Time Peace: Living Here and Now with a Timeless God
TIME PEACE is not quite a devotional, in which each chapter has a neat self-contained take-away message. Ellen Vaughn has written more of a think piece, in which chapters are short essays or nonfiction stories --- Vaughn is a very good storyteller --- that build one upon the other to ultimately present a devotional package.
In part 1, “Experiencing Time,” Vaughn introduces time issues: “Time Flies,” as in hours, days, years seem to go by so fast; “Time Hurts,” as in we age and die and “its passage hurts.” Jumping off from an account of people living and dying in the midst of Europe’s 14th-century black plague, Vaughn contrasts how people of faith can view and use time differently than people of despair. “Time is not our enemy when we are friends with God,” she writes, before progressing to part 2, “Managing Time,” which starts with a curious childhood anecdote of Ellen visiting and accidentally hitting, with her chin, no less, a “lock-down” button in the U.S. Naval Observatory, which keeps or determines the government’s official time. (Visitors are no longer allowed.)
As Americans we have become increasingly obsessed with and enslaved by time and the demands we require of it. “Social commentators call it a ‘time-crunched culture.’ Psychologists call it ‘hurry sickness.’ Everybody else calls it ‘multitasking.’” We’re paying a high price: “Chronic impatience becomes bottled wrath.”
From personal experience, contrasting her college years with her professional life (working with Charles Colson, “an enormously productive triple-A personality”), Vaughn discusses two misuses of time: being slothful and being overly controlling, squeezing the most out of every minute.

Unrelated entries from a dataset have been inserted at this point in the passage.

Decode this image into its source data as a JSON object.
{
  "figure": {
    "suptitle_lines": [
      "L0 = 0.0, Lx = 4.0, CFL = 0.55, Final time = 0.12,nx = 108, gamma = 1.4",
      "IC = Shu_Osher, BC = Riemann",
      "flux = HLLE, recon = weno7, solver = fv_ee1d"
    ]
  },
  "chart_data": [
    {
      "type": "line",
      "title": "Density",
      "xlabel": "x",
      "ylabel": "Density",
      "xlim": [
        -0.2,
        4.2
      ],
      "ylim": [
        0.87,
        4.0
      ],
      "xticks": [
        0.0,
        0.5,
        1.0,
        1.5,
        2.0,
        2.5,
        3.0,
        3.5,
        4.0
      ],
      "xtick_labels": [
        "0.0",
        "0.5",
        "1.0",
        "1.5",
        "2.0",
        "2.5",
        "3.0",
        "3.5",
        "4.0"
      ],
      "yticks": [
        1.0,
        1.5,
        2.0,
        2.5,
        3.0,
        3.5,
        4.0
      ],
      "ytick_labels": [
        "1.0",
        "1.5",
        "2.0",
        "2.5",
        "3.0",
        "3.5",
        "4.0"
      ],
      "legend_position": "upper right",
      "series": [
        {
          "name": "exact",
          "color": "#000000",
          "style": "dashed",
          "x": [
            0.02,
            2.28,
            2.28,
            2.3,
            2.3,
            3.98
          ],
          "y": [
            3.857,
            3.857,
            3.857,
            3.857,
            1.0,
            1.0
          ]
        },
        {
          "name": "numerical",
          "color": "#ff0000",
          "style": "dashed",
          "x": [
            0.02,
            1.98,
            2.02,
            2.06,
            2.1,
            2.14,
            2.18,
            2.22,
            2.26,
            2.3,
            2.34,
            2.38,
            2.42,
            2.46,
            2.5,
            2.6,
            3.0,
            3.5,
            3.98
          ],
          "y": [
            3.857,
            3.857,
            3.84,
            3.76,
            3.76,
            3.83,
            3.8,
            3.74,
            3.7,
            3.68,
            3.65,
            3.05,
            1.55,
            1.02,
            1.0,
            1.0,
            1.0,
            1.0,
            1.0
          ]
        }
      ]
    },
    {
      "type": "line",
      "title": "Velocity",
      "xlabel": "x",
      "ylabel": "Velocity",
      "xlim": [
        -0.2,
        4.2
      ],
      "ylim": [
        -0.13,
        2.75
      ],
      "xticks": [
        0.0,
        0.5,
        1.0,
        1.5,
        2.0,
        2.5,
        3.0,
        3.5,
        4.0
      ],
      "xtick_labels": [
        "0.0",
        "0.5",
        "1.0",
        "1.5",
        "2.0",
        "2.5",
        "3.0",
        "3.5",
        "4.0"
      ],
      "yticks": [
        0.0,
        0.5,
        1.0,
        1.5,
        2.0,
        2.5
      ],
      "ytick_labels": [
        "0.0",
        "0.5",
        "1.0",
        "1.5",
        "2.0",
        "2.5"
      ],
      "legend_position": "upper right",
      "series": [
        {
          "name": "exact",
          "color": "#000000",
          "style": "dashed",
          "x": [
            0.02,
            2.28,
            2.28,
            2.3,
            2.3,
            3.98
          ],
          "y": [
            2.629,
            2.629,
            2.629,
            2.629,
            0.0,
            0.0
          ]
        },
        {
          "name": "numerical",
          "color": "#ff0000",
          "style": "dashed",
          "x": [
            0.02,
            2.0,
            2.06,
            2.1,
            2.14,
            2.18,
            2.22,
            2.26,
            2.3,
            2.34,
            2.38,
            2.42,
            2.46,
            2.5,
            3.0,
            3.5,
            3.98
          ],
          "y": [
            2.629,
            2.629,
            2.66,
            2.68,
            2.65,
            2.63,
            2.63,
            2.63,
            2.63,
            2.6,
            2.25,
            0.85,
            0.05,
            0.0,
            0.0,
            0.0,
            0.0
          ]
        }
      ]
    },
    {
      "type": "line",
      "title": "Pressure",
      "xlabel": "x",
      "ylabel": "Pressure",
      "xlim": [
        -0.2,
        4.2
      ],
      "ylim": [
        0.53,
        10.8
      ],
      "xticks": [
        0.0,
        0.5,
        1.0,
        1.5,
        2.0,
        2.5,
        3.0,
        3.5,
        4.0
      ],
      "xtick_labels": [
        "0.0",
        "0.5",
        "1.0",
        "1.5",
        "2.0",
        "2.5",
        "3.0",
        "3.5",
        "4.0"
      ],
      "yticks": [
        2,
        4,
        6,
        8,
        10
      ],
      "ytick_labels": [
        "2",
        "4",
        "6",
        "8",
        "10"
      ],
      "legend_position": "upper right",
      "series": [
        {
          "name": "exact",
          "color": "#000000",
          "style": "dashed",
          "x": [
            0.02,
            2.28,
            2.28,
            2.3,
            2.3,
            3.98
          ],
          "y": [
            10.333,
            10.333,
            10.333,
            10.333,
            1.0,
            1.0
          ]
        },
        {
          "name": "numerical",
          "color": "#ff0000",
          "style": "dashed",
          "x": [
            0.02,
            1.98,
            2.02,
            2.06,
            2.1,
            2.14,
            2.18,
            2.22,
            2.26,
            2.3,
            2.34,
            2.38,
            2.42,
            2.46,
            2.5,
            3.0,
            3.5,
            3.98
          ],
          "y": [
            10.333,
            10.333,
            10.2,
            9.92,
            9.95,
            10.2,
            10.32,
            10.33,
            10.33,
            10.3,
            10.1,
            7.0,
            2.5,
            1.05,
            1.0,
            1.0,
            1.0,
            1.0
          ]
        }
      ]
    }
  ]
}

Neither mode of operation is good stewardship of the gift of time that God has given us, Vaughn contends. “Are we often like Martha, distracted and controlling, acting like it’s our time, not God’s?”
Part 3, “Re-Viewing Time: A New Paradigm,” delves into the science of time, light and matter --- think Einstein --- and then into quantum physics, all packaged within a theological framework. I’ve always “checked out” when someone has tried to explain to me the “new physics”; so just the fact that I stayed with and understood the presentation speaks well of Vaughn’s prose. She briefly mentions someone who tries to discount Christian faith on the basis of quantum physics. But throughout the book, Vaughn returns to a theme of God being beyond finite knowledge or imaginings. The quantum world? Well, wow. God, our creator and redeemer, has more tricks up his sleeve than we had imagined.
In part 4, “Enjoying Time,” Vaughn returns to our personal view and use of time, hooking many of her points to Jesus’s parable of the steward and to the Gospel stories of Mary and Martha of Bethany. One most wonderful paragraph toward the end of the book is expressed in the context of God caring “more about our character than our calendar.” Some Christians, Vaughn says, “become so anxious about time that they regard any interruption as ‘spiritual warfare’; anything messy that slows them down is thwarting the very purposes of the Kingdom, because God needs them to have an immaculate schedule. This mindset can border on human ego rather than Kingdom effectiveness.”
Sometimes Vaughn interjects humor that would prompt laughter from a live audience but doesn’t quite work on paper. “Hmm, Augustine says in Latin. Hummus. He munches a crust of bread dipped in chickpea spread.” Well, okay, now let’s get on with the issue at hand --- what Augustine said about time. Apparently a lot, prefaced with this statement: “It is a problem at once so familiar and so mysterious.” Though she doesn’t say so, I imagine Vaughn started writing her book with the same puzzlement. By the end of her research and analysis, presented in the context of spiritual reflection, Vaughn answers a lot of questions. There is still mystery, but Vaughn comes to see time in terms of peace and takes her reader there also.